All mega events attract criticism. Have I been surprised at times at the severity? Yes. But it doesn’t concern me what the motive is, what concerns me is that we deliver on our promises and ensure that we deliver a unique and enjoyable World Cup.
You’ve continuously engaged local and regional communities to include them in preparations. How important is that support to you?
It is imperative to have the support of the local and regional communities. We believe this World Cup is for them, this World Cup is not only for Qatar, it is for the football community and football lovers and fans of the region.
We’ve continuously had programmes engaging them. We make sure the communities which have stadiums nearby are engaged, and we asked them what kind of facilities they feel are necessary, what kind of services they need.
We have been able to provide a lot of what they requested into the stadiums and precincts. Regionally we’ve engaged a lot of fans through football tournaments, as a way of using football as a platform to pass on the messages of this regional World Cup.
Workers’ welfare remains a topic of top priority to the SC. Do you see this as a key legacy component of what this World Cup will do for the region?
Absolutely. Progress on workers’ welfare, not just in the Supreme Committee but within the country as a whole, has taken great strides forward. We’ve seen the benefits that our workers’ welfare standards have had for workers, and other organisations have recognised these benefits by instituting similar standards into their contracts.
We see that progress taking shape on the ground, and others have followed suit. By mid-December 2016, Qatar is going to announce the new labour law. The focus on improving and developing workers’ welfare and rights has had tangible benefits.
In terms of player development, Qatar’s younger generation of players like Akram Afif have started playing in places like Spain, Belgium and Scotland. Do you think players are benefiting from the 2022 effect?
The fact that the World Cup is being staged in your backyard and your country adds a certain emotional motivation.
Let’s not forget that the QFA and Aspire have for a long time been working on developing athletes and football players, and they have a lot of credit to be given for the way these youngsters have progressed.
This is why youngsters like Akram Afif have been in La Liga and others in Belgium and in Europe. The World Cup is a big propellant for these players, and everybody wants to be playing in the World Cup in their own country.
This year has also seen the start of a more in-depth relationship with India after a contractor from the country began work on Al Rayyan Stadium. How important is India in the years leading up to 2022?
The relationship between India and Qatar goes beyond football, it goes back decades.
The Indian population and community has been an integral part of society for decades in Qatar, and has helped build this country and make it what it is today. The final of the AFC Cup in Doha recently showed the level of participation and fan engagement, and displayed the passion India has for football.
India has made a lot of effort in developing football, their league, and I see that India will be a force in the Asian continent when it comes to football. They will host the Under 17 World Cup next year, there is also the intention to host an Under-20 World Cup, so there is a real interest and intention to make India a footballing nation.
I would say good luck to the Indian national team for 2022, and there are a lot of Indian expatriates from the region who will be interested to attend games here, as well as people flying from India.
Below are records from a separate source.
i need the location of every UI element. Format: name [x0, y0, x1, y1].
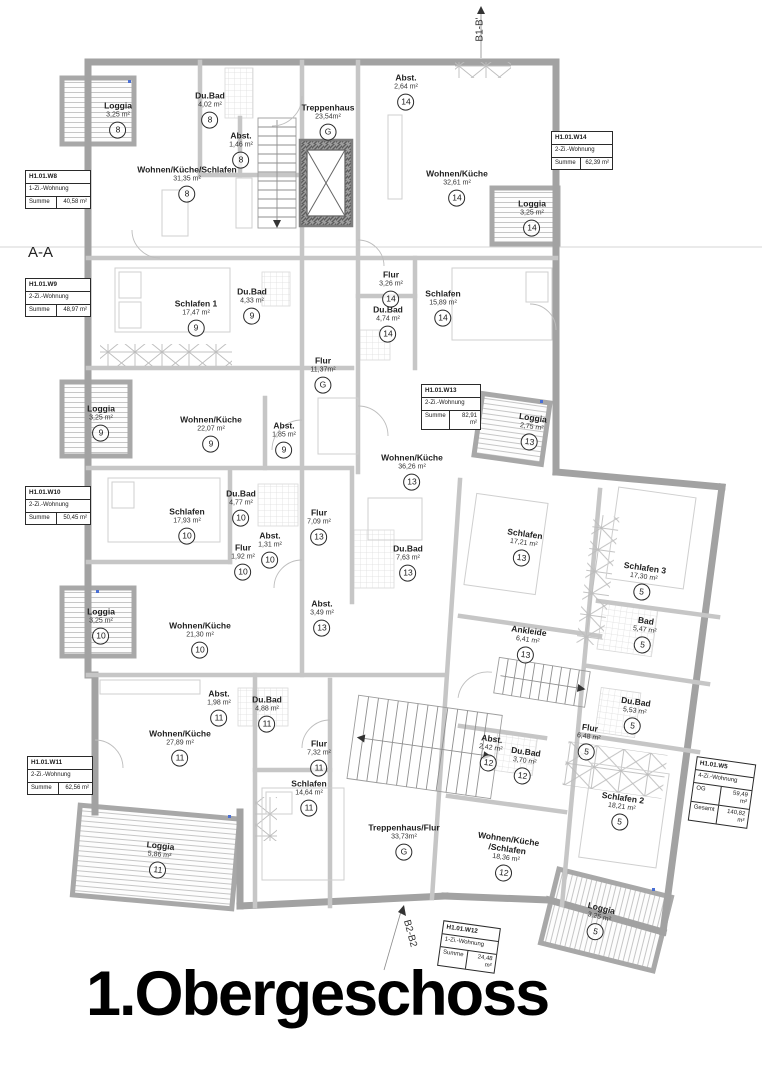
- unit-number-circle: 5: [633, 635, 652, 654]
- unit-number-circle: 5: [577, 742, 596, 761]
- apartment-type: 2-Zi.-Wohnung: [552, 145, 612, 158]
- room-name: Flur: [310, 357, 335, 367]
- area-value: 40,58 m²: [57, 197, 90, 209]
- room-area: 1,85 m²: [272, 431, 296, 439]
- apartment-id: H1.01.W14: [552, 132, 612, 145]
- unit-number-circle: 10: [192, 641, 209, 658]
- room-label-schlafen-13: Schlafen17,21 m²13: [503, 527, 543, 568]
- room-name: Du.Bad: [393, 545, 423, 555]
- room-area: 4,88 m²: [252, 705, 282, 713]
- unit-number-circle: 13: [400, 564, 417, 581]
- unit-number-circle: 12: [494, 863, 513, 882]
- room-name: Du.Bad: [252, 696, 282, 706]
- room-label-schlafen-1-9: Schlafen 117,47 m²9: [175, 300, 218, 337]
- room-name: Schlafen: [425, 290, 460, 300]
- apartment-area-row: Summe50,45 m²: [26, 513, 90, 525]
- unit-number-circle: 14: [397, 93, 414, 110]
- room-label-flur-G: Flur11,37m²G: [310, 357, 335, 394]
- room-area: 7,09 m²: [307, 518, 331, 526]
- apartment-area-row: Summe40,58 m²: [26, 197, 90, 209]
- room-label-abst-9: Abst.1,85 m²9: [272, 422, 296, 459]
- unit-number-circle: 11: [210, 709, 227, 726]
- apartment-area-row: Summe82,91 m²: [422, 411, 480, 429]
- room-label-abst-12: Abst.2,42 m²12: [476, 733, 505, 773]
- room-label-loggia-14: Loggia3,25 m²14: [518, 200, 546, 237]
- room-label-schlafen-14: Schlafen15,89 m²14: [425, 290, 460, 327]
- unit-number-circle: 13: [516, 645, 535, 664]
- room-label-treppenhaus-flur-G: Treppenhaus/Flur33,73m²G: [368, 824, 439, 861]
- room-area: 1,92 m²: [231, 553, 255, 561]
- unit-number-circle: 12: [513, 766, 532, 785]
- apartment-type: 2-Zi.-Wohnung: [26, 292, 90, 305]
- unit-number-circle: 10: [179, 527, 196, 544]
- room-area: 2,64 m²: [394, 83, 418, 91]
- unit-number-circle: 11: [310, 759, 327, 776]
- unit-number-circle: 10: [92, 627, 109, 644]
- room-name: Flur: [379, 271, 403, 281]
- room-area: 3,49 m²: [310, 609, 334, 617]
- apartment-id: H1.01.W9: [26, 279, 90, 292]
- room-name: Wohnen/Küche: [180, 416, 242, 426]
- room-area: 4,33 m²: [237, 297, 267, 305]
- room-area: 11,37m²: [310, 366, 335, 374]
- room-name: Abst.: [272, 422, 296, 432]
- area-value: 140,82 m²: [717, 805, 749, 827]
- room-label-du-bad-12: Du.Bad3,70 m²12: [507, 746, 542, 787]
- area-label: Summe: [422, 411, 450, 429]
- room-label-loggia-8: Loggia3,25 m²8: [104, 102, 132, 139]
- area-label: Summe: [26, 305, 57, 317]
- area-label: Summe: [26, 197, 57, 209]
- unit-number-circle: 13: [404, 473, 421, 490]
- room-area: 3,25 m²: [518, 209, 546, 217]
- unit-number-circle: 5: [610, 812, 629, 831]
- apartment-info-box-h1-01-w10: H1.01.W102-Zi.-WohnungSumme50,45 m²: [25, 486, 91, 525]
- apartment-info-box-h1-01-w11: H1.01.W112-Zi.-WohnungSumme62,56 m²: [27, 756, 93, 795]
- room-label-abst-14: Abst.2,64 m²14: [394, 74, 418, 111]
- unit-number-circle: 9: [188, 319, 205, 336]
- room-area: 31,35 m²: [137, 175, 237, 183]
- room-name: Schlafen: [291, 780, 326, 790]
- room-area: 3,25 m²: [87, 414, 115, 422]
- room-area: 4,74 m²: [373, 315, 403, 323]
- unit-number-circle: 13: [520, 432, 539, 451]
- room-name: Du.Bad: [237, 288, 267, 298]
- apartment-id: H1.01.W8: [26, 171, 90, 184]
- apartment-id: H1.01.W10: [26, 487, 90, 500]
- room-label-abst-11: Abst.1,98 m²11: [207, 690, 231, 727]
- unit-number-circle: 14: [523, 219, 540, 236]
- room-label-schlafen-2-5: Schlafen 218,21 m²5: [597, 791, 644, 833]
- room-name: Abst.: [310, 600, 334, 610]
- apartment-info-box-h1-01-w13: H1.01.W132-Zi.-WohnungSumme82,91 m²: [421, 384, 481, 430]
- floor-title: 1.Obergeschoss: [86, 958, 548, 1030]
- room-labels-layer: Loggia3,25 m²8Du.Bad4,02 m²8Abst.1,46 m²…: [0, 0, 772, 1080]
- area-value: 82,91 m²: [450, 411, 480, 429]
- unit-number-circle: 8: [202, 111, 219, 128]
- room-label-du-bad-11: Du.Bad4,88 m²11: [252, 696, 282, 733]
- apartment-info-box-h1-01-w8: H1.01.W81-Zi.-WohnungSumme40,58 m²: [25, 170, 91, 209]
- room-name: Loggia: [87, 608, 115, 618]
- unit-number-circle: 9: [203, 435, 220, 452]
- section-label-b1: B1-B': [475, 17, 486, 41]
- room-label-wohnen-k-che-11: Wohnen/Küche27,89 m²11: [149, 730, 211, 767]
- room-name: Flur: [307, 509, 331, 519]
- apartment-area-row: Summe62,39 m²: [552, 158, 612, 170]
- room-label-treppenhaus-G: Treppenhaus23,54m²G: [302, 104, 355, 141]
- room-name: Loggia: [518, 200, 546, 210]
- unit-number-circle: 10: [261, 551, 278, 568]
- room-label-flur-13: Flur7,09 m²13: [307, 509, 331, 546]
- unit-number-circle: G: [320, 123, 337, 140]
- room-name: Abst.: [207, 690, 231, 700]
- room-label-loggia-13: Loggia2,75 m²13: [515, 412, 548, 452]
- room-name: Loggia: [87, 405, 115, 415]
- area-label: Gesamt: [689, 802, 720, 824]
- area-label: Summe: [28, 783, 59, 795]
- apartment-info-box-h1-01-w9: H1.01.W92-Zi.-WohnungSumme48,97 m²: [25, 278, 91, 317]
- room-label-abst-10: Abst.1,31 m²10: [258, 532, 282, 569]
- unit-number-circle: 14: [380, 325, 397, 342]
- room-area: 17,47 m²: [175, 309, 218, 317]
- apartment-type: 2-Zi.-Wohnung: [422, 398, 480, 411]
- room-label-loggia-9: Loggia3,25 m²9: [87, 405, 115, 442]
- room-name: Wohnen/Küche: [426, 170, 488, 180]
- unit-number-circle: 14: [449, 189, 466, 206]
- area-value: 62,39 m²: [581, 158, 612, 170]
- room-area: 22,07 m²: [180, 425, 242, 433]
- room-area: 3,26 m²: [379, 280, 403, 288]
- unit-number-circle: 12: [479, 753, 498, 772]
- apartment-info-box-h1-01-w14: H1.01.W142-Zi.-WohnungSumme62,39 m²: [551, 131, 613, 170]
- room-area: 3,25 m²: [87, 617, 115, 625]
- room-label-schlafen-3-5: Schlafen 317,30 m²5: [619, 561, 666, 603]
- apartment-id: H1.01.W11: [28, 757, 92, 770]
- room-area: 1,98 m²: [207, 699, 231, 707]
- room-label-du-bad-8: Du.Bad4,02 m²8: [195, 92, 225, 129]
- unit-number-circle: 11: [172, 749, 189, 766]
- unit-number-circle: 5: [585, 921, 606, 942]
- room-name: Wohnen/Küche/Schlafen: [137, 166, 237, 176]
- room-label-bad-5: Bad5,47 m²5: [630, 615, 659, 655]
- room-label-abst-8: Abst.1,46 m²8: [229, 132, 253, 169]
- room-name: Schlafen: [169, 508, 204, 518]
- room-name: Abst.: [394, 74, 418, 84]
- unit-number-circle: 11: [149, 861, 168, 880]
- room-name: Du.Bad: [195, 92, 225, 102]
- room-name: Wohnen/Küche: [381, 454, 443, 464]
- room-label-du-bad-13: Du.Bad7,63 m²13: [393, 545, 423, 582]
- room-label-flur-5: Flur6,48 m²5: [574, 722, 603, 762]
- room-area: 32,61 m²: [426, 179, 488, 187]
- room-label-du-bad-10: Du.Bad4,77 m²10: [226, 490, 256, 527]
- room-name: Du.Bad: [373, 306, 403, 316]
- room-label-schlafen-11: Schlafen14,64 m²11: [291, 780, 326, 817]
- unit-number-circle: 14: [435, 309, 452, 326]
- room-area: 7,32 m²: [307, 749, 331, 757]
- room-name: Wohnen/Küche: [149, 730, 211, 740]
- section-label-a-a: A-A: [28, 244, 53, 261]
- unit-number-circle: 9: [92, 424, 109, 441]
- room-label-ankleide-13: Ankleide6,41 m²13: [507, 624, 547, 665]
- room-area: 1,31 m²: [258, 541, 282, 549]
- unit-number-circle: 11: [301, 799, 318, 816]
- apartment-area-row: Summe48,97 m²: [26, 305, 90, 317]
- room-label-du-bad-14: Du.Bad4,74 m²14: [373, 306, 403, 343]
- unit-number-circle: G: [314, 376, 331, 393]
- room-area: 27,89 m²: [149, 739, 211, 747]
- apartment-type: 1-Zi.-Wohnung: [26, 184, 90, 197]
- room-label-schlafen-10: Schlafen17,93 m²10: [169, 508, 204, 545]
- area-label: OG: [692, 783, 723, 805]
- room-label-loggia-10: Loggia3,25 m²10: [87, 608, 115, 645]
- room-area: 15,89 m²: [425, 299, 460, 307]
- room-label-loggia-5: Loggia3,25 m²5: [580, 901, 616, 943]
- room-label-wohnen-k-che-14: Wohnen/Küche32,61 m²14: [426, 170, 488, 207]
- unit-number-circle: 13: [310, 528, 327, 545]
- apartment-type: 2-Zi.-Wohnung: [28, 770, 92, 783]
- unit-number-circle: 5: [632, 582, 651, 601]
- room-label-flur-11: Flur7,32 m²11: [307, 740, 331, 777]
- unit-number-circle: 13: [313, 619, 330, 636]
- room-name: Loggia: [104, 102, 132, 112]
- room-name: Treppenhaus/Flur: [368, 824, 439, 834]
- room-area: 4,02 m²: [195, 101, 225, 109]
- room-label-wohnen-k-che-13: Wohnen/Küche36,26 m²13: [381, 454, 443, 491]
- room-label-flur-10: Flur1,92 m²10: [231, 544, 255, 581]
- room-area: 33,73m²: [368, 833, 439, 841]
- area-label: Summe: [552, 158, 581, 170]
- apartment-id: H1.01.W13: [422, 385, 480, 398]
- room-name: Abst.: [258, 532, 282, 542]
- room-label-wohnen-k-che-9: Wohnen/Küche22,07 m²9: [180, 416, 242, 453]
- room-area: 4,77 m²: [226, 499, 256, 507]
- room-name: Abst.: [229, 132, 253, 142]
- room-area: 14,64 m²: [291, 789, 326, 797]
- room-area: 17,93 m²: [169, 517, 204, 525]
- unit-number-circle: 11: [259, 715, 276, 732]
- room-label-wohnen-k-che-12: Wohnen/Küche/Schlafen18,36 m²12: [472, 831, 540, 886]
- unit-number-circle: 8: [109, 121, 126, 138]
- apartment-type: 2-Zi.-Wohnung: [26, 500, 90, 513]
- room-name: Du.Bad: [226, 490, 256, 500]
- room-area: 1,46 m²: [229, 141, 253, 149]
- unit-number-circle: 8: [179, 185, 196, 202]
- room-label-du-bad-5: Du.Bad5,53 m²5: [617, 696, 652, 737]
- area-value: 50,45 m²: [57, 513, 90, 525]
- unit-number-circle: 10: [233, 509, 250, 526]
- room-name: Treppenhaus: [302, 104, 355, 114]
- floor-plan-sheet: Loggia3,25 m²8Du.Bad4,02 m²8Abst.1,46 m²…: [0, 0, 772, 1080]
- room-label-du-bad-9: Du.Bad4,33 m²9: [237, 288, 267, 325]
- apartment-area-row: Summe62,56 m²: [28, 783, 92, 795]
- area-value: 48,97 m²: [57, 305, 90, 317]
- room-label-wohnen-k-che-schlafen-8: Wohnen/Küche/Schlafen31,35 m²8: [137, 166, 237, 203]
- unit-number-circle: 10: [234, 563, 251, 580]
- room-label-wohnen-k-che-10: Wohnen/Küche21,30 m²10: [169, 622, 231, 659]
- room-label-abst-13: Abst.3,49 m²13: [310, 600, 334, 637]
- unit-number-circle: 13: [512, 548, 531, 567]
- unit-number-circle: G: [395, 843, 412, 860]
- unit-number-circle: 9: [244, 307, 261, 324]
- room-name: Flur: [231, 544, 255, 554]
- room-name: Schlafen 1: [175, 300, 218, 310]
- unit-number-circle: 5: [623, 716, 642, 735]
- room-area: 21,30 m²: [169, 631, 231, 639]
- room-area: 7,63 m²: [393, 554, 423, 562]
- room-name: Wohnen/Küche: [169, 622, 231, 632]
- room-label-loggia-11: Loggia5,86 m²11: [143, 840, 175, 880]
- room-area: 3,25 m²: [104, 111, 132, 119]
- room-name: Flur: [307, 740, 331, 750]
- room-label-flur-14: Flur3,26 m²14: [379, 271, 403, 308]
- area-label: Summe: [26, 513, 57, 525]
- room-area: 23,54m²: [302, 113, 355, 121]
- apartment-info-box-h1-01-w5: H1.01.W54-Zi.-WohnungOG59,49 m²Gesamt140…: [688, 756, 756, 829]
- room-area: 36,26 m²: [381, 463, 443, 471]
- area-value: 62,56 m²: [59, 783, 92, 795]
- unit-number-circle: 9: [275, 441, 292, 458]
I say to them, welcome, our doors are open.
Finally, looking at the preparations as a football match, we’ve now reached half-time. What do you say to your team in the dressing room ahead of the second 45 minutes?
I think as a coach I’d be very proud of the team, and commend them on a job well done, the team being the entire nation.
The focus was high in the first half, but let’s not forget there’s another 45 minutes where we need to maintain the momentum, and we need to be as resilient and endure as much as we have in the past. If we do that, we should rest assured that we’ll get a positive result.